Justice in The Dark

THREE YEARS AGO A FEDERAL jury acquitted Vicki Lopez-Lukis, a former commissioner in Lee County, Fla., of bribery for letting her lover, a Goldman Sachs lobbyist, reimburse her for their personal phone calls. But, bizarrely, the jury convicted her of one count of using the mails to deprive her constituents of "honest services" in connection with the same alleged bribery. This didn't make any sense, so she appealed to the 11th Circuit Court of Appeals. But in a one-word decision--"affirmed"--the appeals court rejected her argument.

Blind justice? For Lopez-Lukis, more like justice in the dark. She has no idea what the appellate judges were thinking when they brushed aside the obvious inconsistency in the verdict. Forget further appeals. The Supreme Court rarely accepts cases for review--only 124 of 8,445 sent to it in the 1999-2000 season--and almost never accepts one if there is no published opinion to look at. Lopez-Lukis is serving a 27-month term in Coleman federal prison near Orlando.

Last year federal appeals judges disposed of 79% of the 26,819 cases they decided by issuing so-called unpublished decisions, up from 37% in 1977. Over 7% of the unpublished decisions consisted of a single word. Whether curt or long-winded, an unpublished decision isn't precedent. That means the judges can be sloppy. They are not accountable for illogic or inconsistency in the rulings.

"This is judges disobeying the law," says William Richman, a University of Toledo law professor who has studied the problem.

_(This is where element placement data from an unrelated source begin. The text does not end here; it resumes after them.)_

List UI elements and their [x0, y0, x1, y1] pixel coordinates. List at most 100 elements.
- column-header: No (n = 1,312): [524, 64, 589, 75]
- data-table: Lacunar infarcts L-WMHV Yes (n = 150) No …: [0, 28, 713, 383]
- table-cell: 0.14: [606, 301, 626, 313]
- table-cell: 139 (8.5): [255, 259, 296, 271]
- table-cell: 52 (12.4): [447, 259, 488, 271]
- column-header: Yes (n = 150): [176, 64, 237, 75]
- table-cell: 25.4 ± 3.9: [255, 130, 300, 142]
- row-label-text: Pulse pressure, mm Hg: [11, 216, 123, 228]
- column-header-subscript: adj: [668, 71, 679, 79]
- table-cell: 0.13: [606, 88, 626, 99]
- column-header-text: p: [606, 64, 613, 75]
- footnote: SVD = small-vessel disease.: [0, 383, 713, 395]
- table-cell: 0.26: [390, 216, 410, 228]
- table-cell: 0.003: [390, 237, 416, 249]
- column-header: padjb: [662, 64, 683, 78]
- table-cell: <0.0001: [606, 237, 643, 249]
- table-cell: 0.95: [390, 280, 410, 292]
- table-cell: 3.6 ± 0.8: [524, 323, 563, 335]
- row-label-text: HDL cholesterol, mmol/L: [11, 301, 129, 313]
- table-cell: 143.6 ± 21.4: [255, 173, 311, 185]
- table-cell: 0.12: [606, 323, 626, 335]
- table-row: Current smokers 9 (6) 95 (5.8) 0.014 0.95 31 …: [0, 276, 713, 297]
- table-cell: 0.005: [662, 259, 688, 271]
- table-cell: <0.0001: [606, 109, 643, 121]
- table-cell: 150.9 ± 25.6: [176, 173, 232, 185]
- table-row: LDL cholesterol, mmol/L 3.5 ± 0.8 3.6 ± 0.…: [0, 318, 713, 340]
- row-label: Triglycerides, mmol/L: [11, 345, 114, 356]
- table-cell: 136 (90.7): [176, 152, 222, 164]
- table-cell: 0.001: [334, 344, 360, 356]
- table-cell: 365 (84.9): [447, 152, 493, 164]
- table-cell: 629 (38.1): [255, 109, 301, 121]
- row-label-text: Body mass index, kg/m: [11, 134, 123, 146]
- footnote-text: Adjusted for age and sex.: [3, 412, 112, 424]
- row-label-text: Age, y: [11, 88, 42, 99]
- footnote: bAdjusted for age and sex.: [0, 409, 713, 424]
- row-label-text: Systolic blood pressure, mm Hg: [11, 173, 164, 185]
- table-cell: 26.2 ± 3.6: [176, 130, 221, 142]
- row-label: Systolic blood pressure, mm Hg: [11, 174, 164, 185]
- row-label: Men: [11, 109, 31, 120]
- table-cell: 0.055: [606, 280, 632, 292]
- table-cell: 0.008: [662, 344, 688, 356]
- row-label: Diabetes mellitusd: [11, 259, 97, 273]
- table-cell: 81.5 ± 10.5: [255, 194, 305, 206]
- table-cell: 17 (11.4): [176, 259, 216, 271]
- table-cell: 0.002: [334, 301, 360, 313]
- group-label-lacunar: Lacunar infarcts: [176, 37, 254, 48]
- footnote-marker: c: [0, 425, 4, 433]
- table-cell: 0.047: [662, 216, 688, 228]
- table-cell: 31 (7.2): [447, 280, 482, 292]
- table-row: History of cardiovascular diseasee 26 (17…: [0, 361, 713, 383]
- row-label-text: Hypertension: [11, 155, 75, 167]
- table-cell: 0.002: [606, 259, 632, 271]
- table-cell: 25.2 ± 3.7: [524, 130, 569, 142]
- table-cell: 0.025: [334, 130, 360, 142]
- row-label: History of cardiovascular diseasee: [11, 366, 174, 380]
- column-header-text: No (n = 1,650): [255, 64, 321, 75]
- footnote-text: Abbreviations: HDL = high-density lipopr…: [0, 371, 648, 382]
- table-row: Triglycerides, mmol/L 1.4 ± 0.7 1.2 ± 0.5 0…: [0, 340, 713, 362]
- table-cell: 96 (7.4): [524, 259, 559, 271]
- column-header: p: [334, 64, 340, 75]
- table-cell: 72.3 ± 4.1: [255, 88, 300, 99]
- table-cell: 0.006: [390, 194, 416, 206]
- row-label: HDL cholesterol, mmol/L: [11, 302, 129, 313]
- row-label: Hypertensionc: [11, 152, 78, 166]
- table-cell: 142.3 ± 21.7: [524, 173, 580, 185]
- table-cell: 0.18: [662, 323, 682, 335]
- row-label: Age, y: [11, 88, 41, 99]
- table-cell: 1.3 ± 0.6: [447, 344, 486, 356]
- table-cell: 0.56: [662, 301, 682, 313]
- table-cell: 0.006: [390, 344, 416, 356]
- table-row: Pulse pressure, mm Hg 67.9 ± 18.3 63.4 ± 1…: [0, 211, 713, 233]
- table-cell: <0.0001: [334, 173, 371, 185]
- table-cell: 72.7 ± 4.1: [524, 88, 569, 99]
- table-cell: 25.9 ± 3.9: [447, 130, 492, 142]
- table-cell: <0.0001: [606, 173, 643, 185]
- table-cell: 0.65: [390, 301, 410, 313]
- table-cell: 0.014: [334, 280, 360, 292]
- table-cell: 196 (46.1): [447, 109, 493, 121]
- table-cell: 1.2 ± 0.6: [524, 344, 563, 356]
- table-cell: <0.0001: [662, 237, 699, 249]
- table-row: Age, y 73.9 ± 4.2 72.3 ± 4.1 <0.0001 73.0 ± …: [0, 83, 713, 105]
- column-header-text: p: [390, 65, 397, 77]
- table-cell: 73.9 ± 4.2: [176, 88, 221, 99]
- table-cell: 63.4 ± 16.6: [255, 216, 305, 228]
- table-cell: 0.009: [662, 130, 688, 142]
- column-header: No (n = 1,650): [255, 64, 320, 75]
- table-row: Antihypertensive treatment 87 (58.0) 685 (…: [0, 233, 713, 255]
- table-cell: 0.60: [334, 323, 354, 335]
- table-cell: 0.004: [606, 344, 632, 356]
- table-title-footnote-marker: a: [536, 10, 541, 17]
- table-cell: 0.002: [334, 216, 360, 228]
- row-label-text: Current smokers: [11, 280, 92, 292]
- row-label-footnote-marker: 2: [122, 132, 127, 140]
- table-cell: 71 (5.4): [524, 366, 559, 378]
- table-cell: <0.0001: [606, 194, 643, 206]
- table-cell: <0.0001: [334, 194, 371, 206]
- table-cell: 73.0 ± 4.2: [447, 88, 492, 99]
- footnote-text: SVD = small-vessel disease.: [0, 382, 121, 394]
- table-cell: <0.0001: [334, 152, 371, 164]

At last, one federal appeals court has declared war on the practice. In August, in a case involving a late-filed tax refund claim, a three-judge panel in St. Louis, Mo. branded unpublished decisions unconstitutional. Despite the ruling, the taxpayer lost her refund.

The reasoning behind this momentous decision was that judicial decisions are intended not just to resolve particular disputes but also to tell Americans what the law is. So every decision must be a precedent. Though that decision is itself a precedent only in the 8th Circuit (Arkansas, Iowa, Minnesota, Missouri, Nebraska and the Dakotas), litigants in other federal courts are starting to cite it. The Supreme Court will likely end up ruling on the matter.

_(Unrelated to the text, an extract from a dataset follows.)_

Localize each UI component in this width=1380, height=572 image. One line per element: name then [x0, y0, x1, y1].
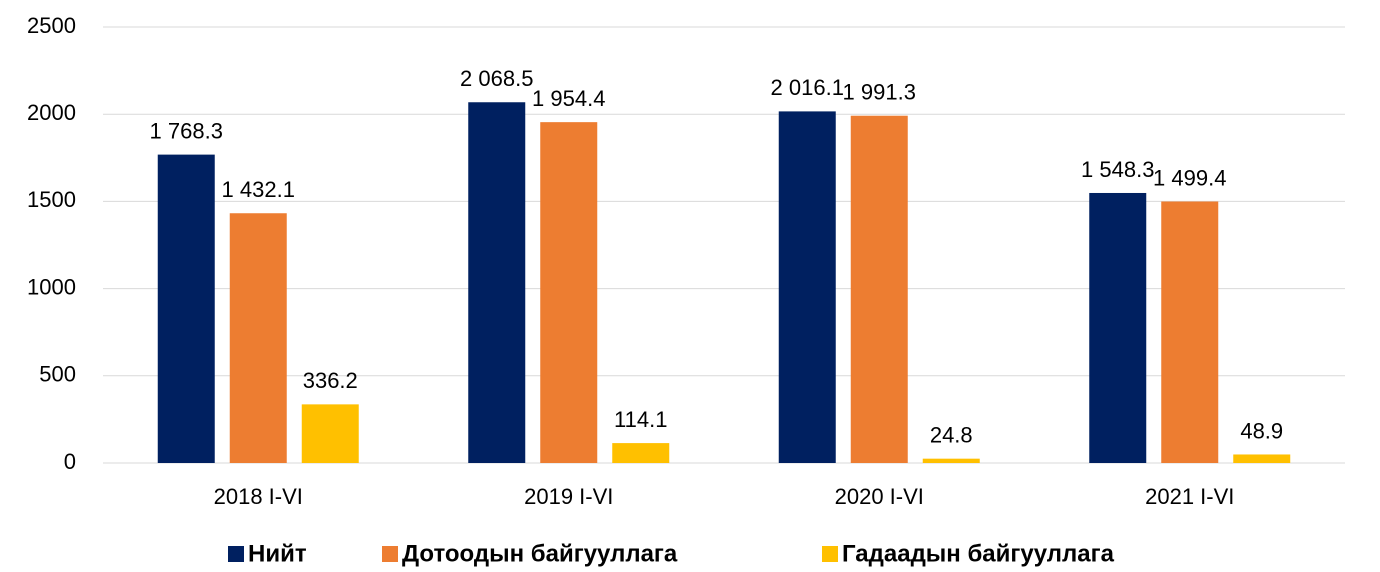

The shortcut system began in the late 1960s when judges were struggling to deal with an avalanche of social-justice litigation as well as a parade of pro se litigants from the jailhouse. True, the appellate backlog does get scary at times. But does this justify lazy law? "[Unpublished decisions] are not prepared with the same kind of exactness," admits Procter R. Hug Jr., chief judge of the 9th Circuit on the West Coast, though he contends that they are still sound.

Judges insist that they issue unpublished decisions only in simple, noncontroversial cases, where the answer is clear cut. The statistics say otherwise. Appeals courts issue unpublished decisions in 24% of the cases where various judges disagree so much that one writes a dissenting opinion, and in 37% of the cases where they're reversing the trial court.

The 9th Circuit Appeals Court recently saw proof that unpublished decisions mask plenty of inconsistency. The court had affirmed the conviction of Pablo Rivera-Sanchez, an illegal alien who sneaked back into the U.S. after being deported. His lawyer found, though, that the court had in the past issued 27 separate unpublished decisions applying three different rules to the same immigration issue.

Consider how unpublished decisions have nearly driven out of business Beehive Telephone, a Wendover, Utah-based rural phone company. Last year the Federal Communications Commission cut Beehive's rates by 66%. An appeals court, swayed by the FCC's claim that Beehive had made a procedural error that barred appellate review, refused to hear the case.

Beehive lawyer Russell Lukas dug up an earlier decision by the same court that said even if a company makes that error--which he insists Beehive did not--it doesn't disqualify an appeal. But Lukas couldn't cite one of the key cases--it was deemed unpublished. Completing the insult, the appeals court ruled against Beehive in another unpublished decision only one word long. "They can't justify what they're going to do, so they don't publish it," says Lukas, who works out of Washington, D.C. He asked the Supreme Court for review, but naturally, was denied.

Alcan Aluminum, the Ohio subsidiary of the Canadian-based giant Alcan Aluminium Ltd., was the victim of a court's unpublished opinion that directly contradicted its earlier decision in the same case. A federal court in Philadelphia held Alcan liable in 1991 for part of the cost of cleaning up Pennsylvania's Susquehanna River after a spill. An appeals court kicked the case back to the lower court, saying in a published decision that Alcan would be off the hook if it could show that its emulsion hadn't caused the pollution. Though Alcan proved that its waste hadn't caused the harm, the lower court still found it liable, applying a new and impossibly high standard. The company appealed again, to the same appellate court, but this time the judges batted it down with one of those one-word grunts. Penalty, $500,000.

There are better ways to deal with backlogs. Congress might appropriate the money to pay for more judges. Or perhaps shrink the overpowering role of federal law in our lives.